International social media giants could be forced to take down material used to harass others online faster, under proposed new laws.
The federal government also wants social media and internet giants to sign an ethics charter that would see them prioritise user safety and curb socially unacceptable behaviour.
Communications Minister Paul Fletcher will launch the charter and a consultation paper for the new laws on Wednesday as part of his National Press Club address in Canberra.
He will say the new beefed up legal powers for Australia’s eSafety commissioner would put more pressure on the industry to prevent online harm.
“Harmful material must be taken down faster. Attempts to send terrorist attacks viral must be stopped in their tracks,” Mr Fletcher will say.
“Industry needs to step up and take more responsibility.”
Mr Fletcher will use a number of examples to explain the beefed up new laws, including one of a woman who has intimate images of herself uploaded by an ex-partner to an overseas revenge porn site.

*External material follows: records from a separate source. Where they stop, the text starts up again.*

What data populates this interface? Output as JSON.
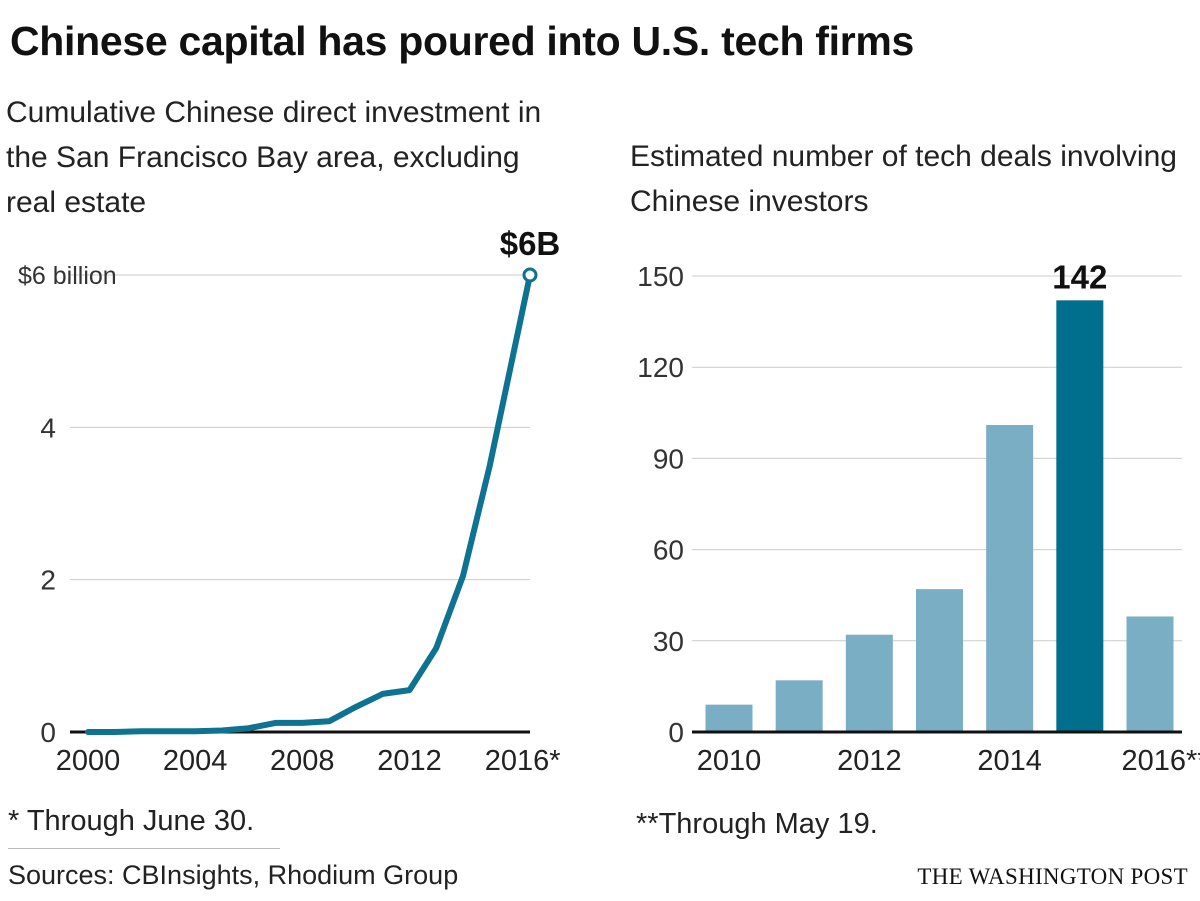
{
  "title": "Chinese capital has poured into U.S. tech firms",
  "notes": {
    "left": "* Through June 30.",
    "right": "**Through May 19."
  },
  "sources": "Sources: CBInsights, Rhodium Group",
  "credit": "THE WASHINGTON POST",
  "colors": {
    "line": "#0e7391",
    "bar_light": "#7aaec5",
    "bar_dark": "#006f8e",
    "grid": "#cccccc",
    "axis": "#111111"
  },
  "chart_data": [
    {
      "type": "line",
      "title": "Cumulative Chinese direct investment in the San Francisco Bay area, excluding real estate",
      "x_axis": {
        "range": [
          2000,
          2016.5
        ],
        "ticks": [
          2000,
          2004,
          2008,
          2012,
          2016
        ],
        "tick_labels": [
          "2000",
          "2004",
          "2008",
          "2012",
          "2016*"
        ]
      },
      "y_axis": {
        "range": [
          0,
          6
        ],
        "ticks": [
          0,
          2,
          4,
          6
        ],
        "tick_labels": [
          "0",
          "2",
          "4",
          "$6 billion"
        ],
        "unit": "billion USD"
      },
      "series": [
        {
          "name": "Cumulative investment",
          "points": [
            [
              2000,
              0.0
            ],
            [
              2001,
              0.0
            ],
            [
              2002,
              0.01
            ],
            [
              2003,
              0.01
            ],
            [
              2004,
              0.01
            ],
            [
              2005,
              0.02
            ],
            [
              2006,
              0.05
            ],
            [
              2007,
              0.12
            ],
            [
              2008,
              0.12
            ],
            [
              2009,
              0.14
            ],
            [
              2010,
              0.33
            ],
            [
              2011,
              0.5
            ],
            [
              2012,
              0.55
            ],
            [
              2013,
              1.1
            ],
            [
              2014,
              2.05
            ],
            [
              2015,
              3.5
            ],
            [
              2016.5,
              6.0
            ]
          ]
        }
      ],
      "annotation": {
        "label": "$6B",
        "x": 2016.5,
        "y": 6.0
      }
    },
    {
      "type": "bar",
      "title": "Estimated number of tech deals involving Chinese investors",
      "categories": [
        "2010",
        "2011",
        "2012",
        "2013",
        "2014",
        "2015",
        "2016**"
      ],
      "x_tick_labels": [
        "2010",
        "",
        "2012",
        "",
        "2014",
        "",
        "2016**"
      ],
      "values": [
        9,
        17,
        32,
        47,
        101,
        142,
        38
      ],
      "highlight_index": 5,
      "annotation": {
        "label": "142",
        "category": "2015"
      },
      "y_axis": {
        "range": [
          0,
          150
        ],
        "ticks": [
          0,
          30,
          60,
          90,
          120,
          150
        ],
        "tick_labels": [
          "0",
          "30",
          "60",
          "90",
          "120",
          "150"
        ]
      }
    }
  ]
}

He will say these proposed new laws would allow the commissioner to force Google or Bing to de-rank the page hosting the images in search results.
The new laws would reduce the time that online platforms had to remove harmful content from 48 hours to 24.

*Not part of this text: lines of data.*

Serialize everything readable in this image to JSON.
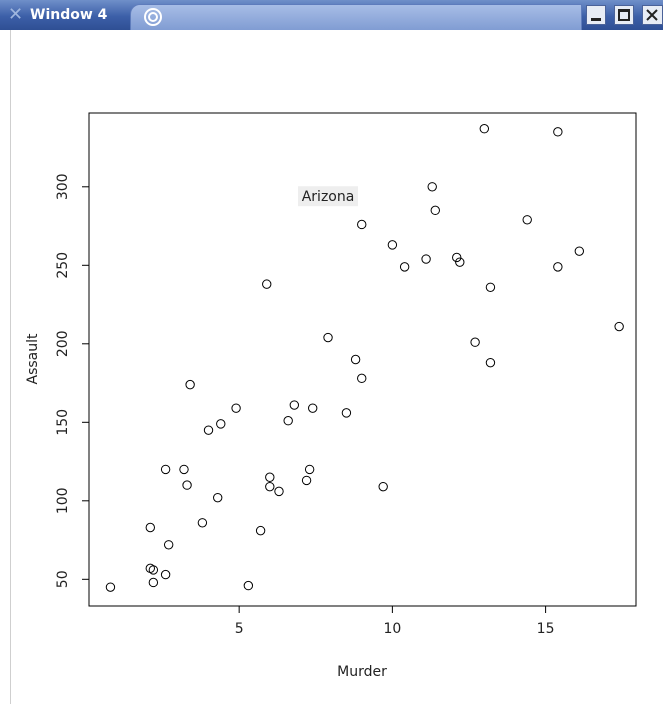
{
  "window": {
    "title": "Window 4",
    "title_icon": "x-close-icon",
    "tab_icon": "swirl-icon",
    "buttons": [
      "minimize-icon",
      "maximize-icon",
      "close-icon"
    ]
  },
  "chart_data": {
    "type": "scatter",
    "title": "",
    "xlabel": "Murder",
    "ylabel": "Assault",
    "xlim": [
      0.1,
      17.95
    ],
    "ylim": [
      33,
      347
    ],
    "xticks": [
      5,
      10,
      15
    ],
    "yticks": [
      50,
      100,
      150,
      200,
      250,
      300
    ],
    "grid": false,
    "annotation": {
      "text": "Arizona",
      "x": 7.9,
      "y": 294
    },
    "points": [
      [
        13.2,
        236
      ],
      [
        10.0,
        263
      ],
      [
        8.1,
        294
      ],
      [
        8.8,
        190
      ],
      [
        9.0,
        276
      ],
      [
        7.9,
        204
      ],
      [
        3.3,
        110
      ],
      [
        5.9,
        238
      ],
      [
        15.4,
        335
      ],
      [
        17.4,
        211
      ],
      [
        5.3,
        46
      ],
      [
        2.6,
        120
      ],
      [
        10.4,
        249
      ],
      [
        7.2,
        113
      ],
      [
        2.2,
        56
      ],
      [
        6.0,
        115
      ],
      [
        9.7,
        109
      ],
      [
        15.4,
        249
      ],
      [
        2.1,
        83
      ],
      [
        11.3,
        300
      ],
      [
        4.4,
        149
      ],
      [
        12.1,
        255
      ],
      [
        2.7,
        72
      ],
      [
        16.1,
        259
      ],
      [
        9.0,
        178
      ],
      [
        6.0,
        109
      ],
      [
        4.3,
        102
      ],
      [
        12.2,
        252
      ],
      [
        2.1,
        57
      ],
      [
        7.4,
        159
      ],
      [
        11.4,
        285
      ],
      [
        11.1,
        254
      ],
      [
        13.0,
        337
      ],
      [
        0.8,
        45
      ],
      [
        7.3,
        120
      ],
      [
        6.6,
        151
      ],
      [
        4.9,
        159
      ],
      [
        6.3,
        106
      ],
      [
        3.4,
        174
      ],
      [
        14.4,
        279
      ],
      [
        3.8,
        86
      ],
      [
        13.2,
        188
      ],
      [
        12.7,
        201
      ],
      [
        3.2,
        120
      ],
      [
        2.2,
        48
      ],
      [
        8.5,
        156
      ],
      [
        4.0,
        145
      ],
      [
        5.7,
        81
      ],
      [
        2.6,
        53
      ],
      [
        6.8,
        161
      ]
    ]
  }
}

The laws would also extend to other online platforms, like the video game live streaming platform Twitch, to help stop children being cyber bullied.
The eSafety Commissioner would get new powers to have digital giants report to her.

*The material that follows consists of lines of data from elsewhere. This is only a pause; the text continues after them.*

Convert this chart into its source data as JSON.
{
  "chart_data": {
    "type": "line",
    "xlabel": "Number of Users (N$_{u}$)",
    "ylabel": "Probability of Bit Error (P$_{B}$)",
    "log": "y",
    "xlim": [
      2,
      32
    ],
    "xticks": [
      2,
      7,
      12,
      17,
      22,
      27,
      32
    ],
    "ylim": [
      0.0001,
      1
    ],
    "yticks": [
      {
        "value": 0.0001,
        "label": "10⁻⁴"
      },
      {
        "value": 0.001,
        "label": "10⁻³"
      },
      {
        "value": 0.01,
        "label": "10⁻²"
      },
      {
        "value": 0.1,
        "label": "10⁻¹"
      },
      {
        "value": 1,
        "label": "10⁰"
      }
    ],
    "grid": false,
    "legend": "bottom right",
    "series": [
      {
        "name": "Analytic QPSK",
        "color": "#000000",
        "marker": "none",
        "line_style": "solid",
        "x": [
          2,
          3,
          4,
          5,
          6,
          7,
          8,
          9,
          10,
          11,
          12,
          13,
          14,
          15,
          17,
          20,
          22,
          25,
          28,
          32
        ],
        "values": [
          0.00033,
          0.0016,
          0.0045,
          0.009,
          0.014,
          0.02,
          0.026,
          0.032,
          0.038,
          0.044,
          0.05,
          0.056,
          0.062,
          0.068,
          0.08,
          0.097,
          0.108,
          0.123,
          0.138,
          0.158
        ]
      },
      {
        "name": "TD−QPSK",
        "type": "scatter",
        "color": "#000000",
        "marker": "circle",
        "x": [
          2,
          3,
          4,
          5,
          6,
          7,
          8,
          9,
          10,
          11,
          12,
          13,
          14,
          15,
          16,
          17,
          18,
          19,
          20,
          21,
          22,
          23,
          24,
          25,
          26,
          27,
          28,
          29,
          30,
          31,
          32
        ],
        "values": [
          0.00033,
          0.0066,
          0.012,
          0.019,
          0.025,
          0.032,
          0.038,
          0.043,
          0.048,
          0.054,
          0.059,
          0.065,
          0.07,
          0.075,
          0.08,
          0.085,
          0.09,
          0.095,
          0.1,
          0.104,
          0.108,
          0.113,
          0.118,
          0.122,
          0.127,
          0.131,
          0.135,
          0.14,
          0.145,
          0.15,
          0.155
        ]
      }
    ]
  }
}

Mr Fletcher wants companies to sign the charter that will lay out what the government expects of them online,
He will say the most popular digital products and services haven’t been designed with user safety in mind.
“This needs to change,” he will say.
“My strong message to companies in the industry is to read it, refer back to it, and most importantly, integrate it into your daily practises.”
The consultation for the new laws will be open for public comment for 10 weeks.
The eSafety Commissioner Julie Inman Grant recently told a Senate hearing at least one in seven Australians copped online abuse.
She said her office had a 100 per cent compliance rates with social media companies when it came to take-down notices.
Ms Grant also said the commission also had high success rates with getting child abuse material and revenge porn taken down from websites overseas.